The most moving part of the trip for me was when we went out to Nui Dat. All the books I’ve read about Australians in Vietnam now all seemed to fall into place. It had rained the previous night, which made the honda ride from Vung Tau to Nui Dat much more pleasant and on occasions interesting for those of us used to the safety of four wheels. As we were approaching the old task force base the skinny little track we were following opened up into a wide well constructed bitumen road. It then occurred to me that it was not originally the road that it is today. I was standing on the task force base airstrip, Luscombe, from where men and equipment left for and returned from battle. It made me feel rather humble to stand where my forebears stood before they left to uphold the spirit of ANZAC and the highest traditions of the Australian Digger. We also visited the Australian built school of Nui Dat. It’s their school. It made me very proud to be an Australian when I saw this. We were once at war with this country but we’ve now put this behind us and returned to help the innocent people who were affected by the war.

After negotiating (some better than others) our way down a slippery red mud track through the rubber plantation we came to the Long Tan memorial. As I stood at the Long Tan memorial, I was overwhelmed by a sense of great loss for both the Australian and Vietnamese soldiers who had there youth cut so terribly short when their life was taken from them.
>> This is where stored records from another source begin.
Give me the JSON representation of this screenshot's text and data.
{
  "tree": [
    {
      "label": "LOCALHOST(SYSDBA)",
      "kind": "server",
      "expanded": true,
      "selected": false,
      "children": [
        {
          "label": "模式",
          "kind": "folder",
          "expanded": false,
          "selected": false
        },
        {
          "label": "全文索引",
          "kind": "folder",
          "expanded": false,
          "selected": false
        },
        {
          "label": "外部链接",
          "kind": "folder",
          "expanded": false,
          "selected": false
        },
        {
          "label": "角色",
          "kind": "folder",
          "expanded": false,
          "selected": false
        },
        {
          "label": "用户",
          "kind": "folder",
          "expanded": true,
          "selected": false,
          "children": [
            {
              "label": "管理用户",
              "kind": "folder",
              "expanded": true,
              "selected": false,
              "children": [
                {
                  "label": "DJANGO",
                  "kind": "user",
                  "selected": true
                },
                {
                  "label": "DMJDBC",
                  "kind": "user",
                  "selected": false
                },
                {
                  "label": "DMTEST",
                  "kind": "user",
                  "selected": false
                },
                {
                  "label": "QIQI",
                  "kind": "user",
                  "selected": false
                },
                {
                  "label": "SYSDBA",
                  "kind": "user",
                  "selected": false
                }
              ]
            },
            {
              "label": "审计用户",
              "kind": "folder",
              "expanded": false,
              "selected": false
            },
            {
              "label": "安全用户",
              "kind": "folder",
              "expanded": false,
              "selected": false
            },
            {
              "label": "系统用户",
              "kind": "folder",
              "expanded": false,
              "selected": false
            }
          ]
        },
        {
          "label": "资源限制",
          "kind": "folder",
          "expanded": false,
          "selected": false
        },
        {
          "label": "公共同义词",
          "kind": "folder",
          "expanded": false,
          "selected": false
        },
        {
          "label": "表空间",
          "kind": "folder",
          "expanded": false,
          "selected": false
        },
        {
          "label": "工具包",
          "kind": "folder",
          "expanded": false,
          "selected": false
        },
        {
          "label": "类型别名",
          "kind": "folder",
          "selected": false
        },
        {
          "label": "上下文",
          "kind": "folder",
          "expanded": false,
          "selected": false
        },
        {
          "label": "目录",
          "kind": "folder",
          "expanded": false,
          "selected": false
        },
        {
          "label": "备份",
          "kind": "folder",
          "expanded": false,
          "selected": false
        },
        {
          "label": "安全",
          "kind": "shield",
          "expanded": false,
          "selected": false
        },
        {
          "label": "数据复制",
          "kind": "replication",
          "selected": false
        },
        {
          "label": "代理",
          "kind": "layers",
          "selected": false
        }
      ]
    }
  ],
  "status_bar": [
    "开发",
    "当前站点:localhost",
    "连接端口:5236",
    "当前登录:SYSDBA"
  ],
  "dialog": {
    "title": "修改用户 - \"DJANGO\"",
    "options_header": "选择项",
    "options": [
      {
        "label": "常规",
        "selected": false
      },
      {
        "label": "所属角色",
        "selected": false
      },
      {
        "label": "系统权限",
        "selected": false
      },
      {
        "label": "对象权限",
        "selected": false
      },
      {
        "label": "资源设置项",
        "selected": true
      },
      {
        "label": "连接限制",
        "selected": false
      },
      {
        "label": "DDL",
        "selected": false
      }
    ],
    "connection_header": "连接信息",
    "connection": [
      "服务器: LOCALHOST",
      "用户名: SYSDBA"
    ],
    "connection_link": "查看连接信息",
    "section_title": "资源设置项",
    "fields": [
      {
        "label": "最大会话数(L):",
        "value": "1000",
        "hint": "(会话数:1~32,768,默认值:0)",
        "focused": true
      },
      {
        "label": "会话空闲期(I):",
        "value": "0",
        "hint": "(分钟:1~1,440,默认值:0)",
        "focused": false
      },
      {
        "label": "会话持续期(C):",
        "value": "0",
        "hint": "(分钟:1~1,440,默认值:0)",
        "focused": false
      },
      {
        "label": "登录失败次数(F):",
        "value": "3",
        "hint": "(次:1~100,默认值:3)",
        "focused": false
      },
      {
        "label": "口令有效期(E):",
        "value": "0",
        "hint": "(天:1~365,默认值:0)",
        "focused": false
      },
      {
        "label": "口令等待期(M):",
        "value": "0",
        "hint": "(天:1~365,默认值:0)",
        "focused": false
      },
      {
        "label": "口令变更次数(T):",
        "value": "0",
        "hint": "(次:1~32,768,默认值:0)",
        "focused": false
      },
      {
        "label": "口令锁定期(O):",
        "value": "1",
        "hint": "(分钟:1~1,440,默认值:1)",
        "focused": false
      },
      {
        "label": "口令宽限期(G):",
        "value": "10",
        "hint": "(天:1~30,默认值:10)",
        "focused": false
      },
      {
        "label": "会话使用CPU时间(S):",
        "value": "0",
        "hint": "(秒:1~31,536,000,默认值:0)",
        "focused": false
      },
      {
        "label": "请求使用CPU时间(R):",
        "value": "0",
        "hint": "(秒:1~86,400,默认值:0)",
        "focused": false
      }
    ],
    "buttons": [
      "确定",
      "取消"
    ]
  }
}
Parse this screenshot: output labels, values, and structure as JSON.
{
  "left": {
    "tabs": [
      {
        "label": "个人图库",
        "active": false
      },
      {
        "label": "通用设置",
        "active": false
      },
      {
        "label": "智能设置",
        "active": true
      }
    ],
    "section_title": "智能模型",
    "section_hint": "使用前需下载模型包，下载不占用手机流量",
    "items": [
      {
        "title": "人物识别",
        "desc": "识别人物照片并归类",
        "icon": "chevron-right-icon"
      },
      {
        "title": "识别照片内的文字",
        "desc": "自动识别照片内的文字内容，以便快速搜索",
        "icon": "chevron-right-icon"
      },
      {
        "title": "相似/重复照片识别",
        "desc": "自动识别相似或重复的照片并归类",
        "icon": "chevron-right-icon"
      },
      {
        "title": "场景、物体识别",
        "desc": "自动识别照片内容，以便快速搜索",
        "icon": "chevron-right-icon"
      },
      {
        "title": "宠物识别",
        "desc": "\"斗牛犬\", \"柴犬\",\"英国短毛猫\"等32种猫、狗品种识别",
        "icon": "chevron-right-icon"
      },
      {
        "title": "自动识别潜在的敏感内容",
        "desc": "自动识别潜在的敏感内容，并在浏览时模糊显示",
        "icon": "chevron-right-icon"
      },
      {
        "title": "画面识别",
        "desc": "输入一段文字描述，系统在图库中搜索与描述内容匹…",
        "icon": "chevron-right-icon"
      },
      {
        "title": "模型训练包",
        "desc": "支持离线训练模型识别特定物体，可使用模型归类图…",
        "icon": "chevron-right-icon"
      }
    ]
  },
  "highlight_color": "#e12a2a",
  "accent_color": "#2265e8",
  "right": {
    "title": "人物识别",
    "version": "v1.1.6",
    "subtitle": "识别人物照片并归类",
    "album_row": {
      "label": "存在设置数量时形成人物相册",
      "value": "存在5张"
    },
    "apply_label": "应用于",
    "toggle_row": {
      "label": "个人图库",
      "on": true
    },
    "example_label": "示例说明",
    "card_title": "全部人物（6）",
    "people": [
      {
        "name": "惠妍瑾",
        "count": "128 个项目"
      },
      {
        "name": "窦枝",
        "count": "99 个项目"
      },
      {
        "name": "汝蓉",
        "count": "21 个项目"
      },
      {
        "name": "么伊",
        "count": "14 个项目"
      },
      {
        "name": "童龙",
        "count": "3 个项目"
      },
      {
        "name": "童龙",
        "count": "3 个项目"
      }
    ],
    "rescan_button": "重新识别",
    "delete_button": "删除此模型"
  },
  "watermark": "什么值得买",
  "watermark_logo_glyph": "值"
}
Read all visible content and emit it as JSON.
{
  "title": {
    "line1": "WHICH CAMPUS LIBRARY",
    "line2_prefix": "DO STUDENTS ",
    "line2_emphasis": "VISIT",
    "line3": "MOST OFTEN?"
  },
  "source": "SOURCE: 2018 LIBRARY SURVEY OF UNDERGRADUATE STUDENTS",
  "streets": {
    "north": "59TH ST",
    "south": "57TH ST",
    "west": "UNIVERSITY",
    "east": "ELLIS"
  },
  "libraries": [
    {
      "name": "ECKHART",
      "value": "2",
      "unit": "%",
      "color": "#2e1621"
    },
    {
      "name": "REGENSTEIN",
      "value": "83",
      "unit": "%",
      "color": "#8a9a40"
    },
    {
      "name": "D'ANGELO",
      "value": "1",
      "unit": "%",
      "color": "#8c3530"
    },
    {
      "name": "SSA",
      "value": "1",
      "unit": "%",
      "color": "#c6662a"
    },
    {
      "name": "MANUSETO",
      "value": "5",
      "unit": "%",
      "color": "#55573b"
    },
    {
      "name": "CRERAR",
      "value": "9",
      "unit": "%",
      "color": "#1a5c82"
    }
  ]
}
It’s hard to imagine the firestorm which engulfed this area as described in Lex McAulay book ‘The Battle of Long Tan’. Looking around at the almost non existent cover it’s amazing that any Australians survived the hail of rifle, RPG and machine gun fire which rained down on their position.

One of the day excursions was spent travelling out of Ho Chi Minh City to an old Viet Cong stronghold, the Cu Chi Tunnels. This place displayed the incredible ingenuity of the Vietnamese. The Viet Cong lived, fought and died from these ingenious and almost self-sufficient under ground complexes, some not seeing the light of day for years at a time. The United States employed a bombing campaign to deal with this situation, where B52 bombers dropped thousands of tons bombs on this area which killed thousands but failed to dislodge the enemy stronghold in the area. A temple has now been constructed near the site of the tunnels for all those killed in the bombing, where the 45,000 names of those killed cover the inside walls of the shrine.

This recent trip to Vietnam has opened my eyes to a whole new world and has changed my view of the Vietnamese people. Vietnam was a country almost on the other side of the world and geographically it still is, but in my mind, the country, the culture, and its people are much closer. I feel a great sense of remorse for all the servicemen and women who served in Vietnam and never got to meet and mix with the people on the level I did. They are beautiful people who hold no grudges. Initially I had never envisaged myself going to Vietnam but now I can’t wait to get back. I believe that myself and the other members that embarked on this trip have returned better people for it, and I highly recommend it as a travel destination.